A fuga de Otim - Charles Corrêa D'Oxum

A fuga de Otim





Otim era uma moça solitária e triste.

Não tinha amigos, não namorava, não era nem um pouco sociável.

Escondia-se pelos cantos e esquivava-se das pessoas, evitando qualquer tipo de convivência, misteriosa e cheia de segredos, era tão arredia que um dia decidiu fugir para a floresta.

Deixou casa, família, riqueza; deixou tudo para trás, embrenhou-se na mata onde finalmente poderia viver só e em paz.

Logo vieram as dificuldades: fome, frio, cansaço, medo, Otim, que sempre teve tudo, percebeu que não sabia se virar sozinha.

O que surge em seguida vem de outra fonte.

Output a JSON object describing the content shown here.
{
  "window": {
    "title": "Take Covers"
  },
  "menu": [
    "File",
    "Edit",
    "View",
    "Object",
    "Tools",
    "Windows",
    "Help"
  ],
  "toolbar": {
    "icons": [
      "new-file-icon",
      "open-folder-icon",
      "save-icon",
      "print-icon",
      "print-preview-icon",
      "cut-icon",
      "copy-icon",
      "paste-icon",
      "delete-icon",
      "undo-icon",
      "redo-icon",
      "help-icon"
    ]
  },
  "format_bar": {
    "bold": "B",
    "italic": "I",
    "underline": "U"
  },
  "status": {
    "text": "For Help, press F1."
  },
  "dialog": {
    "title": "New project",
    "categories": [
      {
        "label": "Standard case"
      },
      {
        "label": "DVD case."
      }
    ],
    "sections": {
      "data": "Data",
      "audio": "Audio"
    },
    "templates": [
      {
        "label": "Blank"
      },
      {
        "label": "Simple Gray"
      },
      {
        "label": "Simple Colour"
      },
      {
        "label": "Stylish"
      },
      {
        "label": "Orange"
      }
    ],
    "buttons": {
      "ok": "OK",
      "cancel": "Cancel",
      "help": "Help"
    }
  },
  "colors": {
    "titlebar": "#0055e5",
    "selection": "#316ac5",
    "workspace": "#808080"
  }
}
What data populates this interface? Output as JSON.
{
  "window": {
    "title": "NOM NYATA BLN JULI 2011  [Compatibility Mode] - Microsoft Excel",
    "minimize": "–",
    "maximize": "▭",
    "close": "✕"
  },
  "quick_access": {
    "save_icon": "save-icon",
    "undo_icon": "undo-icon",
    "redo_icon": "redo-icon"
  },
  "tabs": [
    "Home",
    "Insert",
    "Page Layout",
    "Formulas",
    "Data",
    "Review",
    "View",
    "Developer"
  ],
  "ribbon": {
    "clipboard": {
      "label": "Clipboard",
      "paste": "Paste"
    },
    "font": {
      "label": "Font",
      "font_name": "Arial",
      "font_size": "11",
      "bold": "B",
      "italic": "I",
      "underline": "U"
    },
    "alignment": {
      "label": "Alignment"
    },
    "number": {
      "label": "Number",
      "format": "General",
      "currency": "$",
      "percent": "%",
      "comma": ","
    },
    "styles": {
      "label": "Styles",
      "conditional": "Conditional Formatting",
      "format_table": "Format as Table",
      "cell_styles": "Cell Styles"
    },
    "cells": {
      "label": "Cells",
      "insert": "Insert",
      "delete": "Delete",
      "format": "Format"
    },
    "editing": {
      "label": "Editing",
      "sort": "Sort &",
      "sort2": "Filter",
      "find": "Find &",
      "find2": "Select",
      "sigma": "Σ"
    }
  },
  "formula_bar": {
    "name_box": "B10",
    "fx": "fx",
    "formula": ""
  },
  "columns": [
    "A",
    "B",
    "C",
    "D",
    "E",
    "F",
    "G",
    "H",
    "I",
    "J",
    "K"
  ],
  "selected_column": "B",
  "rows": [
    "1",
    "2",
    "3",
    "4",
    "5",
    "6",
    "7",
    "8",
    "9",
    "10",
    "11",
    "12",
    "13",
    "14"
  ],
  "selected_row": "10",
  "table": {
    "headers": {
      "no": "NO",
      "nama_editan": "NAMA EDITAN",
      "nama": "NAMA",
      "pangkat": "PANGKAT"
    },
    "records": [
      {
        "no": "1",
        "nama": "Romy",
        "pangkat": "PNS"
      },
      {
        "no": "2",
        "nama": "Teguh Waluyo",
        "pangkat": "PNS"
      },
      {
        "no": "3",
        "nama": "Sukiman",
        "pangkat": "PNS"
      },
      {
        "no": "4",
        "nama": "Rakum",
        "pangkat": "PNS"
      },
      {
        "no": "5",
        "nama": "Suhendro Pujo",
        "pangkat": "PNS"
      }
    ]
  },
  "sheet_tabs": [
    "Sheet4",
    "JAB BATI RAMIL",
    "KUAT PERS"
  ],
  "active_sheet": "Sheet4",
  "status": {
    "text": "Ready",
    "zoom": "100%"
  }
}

De tão exausta, encostou no tronco de uma árvore e adormeceu.

Sonhou com um caçador que lhe recomendou um ebó:

Otim deveria oferecer suas roupas e sua faca.

E assim o fez, num arbusto junto ao rio, depositou sua faca e sua roupa.

Mirou-se nas águas e viu seu corpo de donzela, seu maior segredo.

Mas dessa vez não se envergonhou por estar nua e não se sentiu infeliz.

Ao contrário, estava livre e leve.

Nisso Odé apareceu cheio de caças nas costas, veio buscar a oferenda e assim descobriu o grande mistério de Otim.

Tomou a faca e tratou os animais e com as peles cobriu o corpo de Otim e com a carne a alimentou.

Odé ensinou a Otim a arte da caça e guardou para sempre seu segredo.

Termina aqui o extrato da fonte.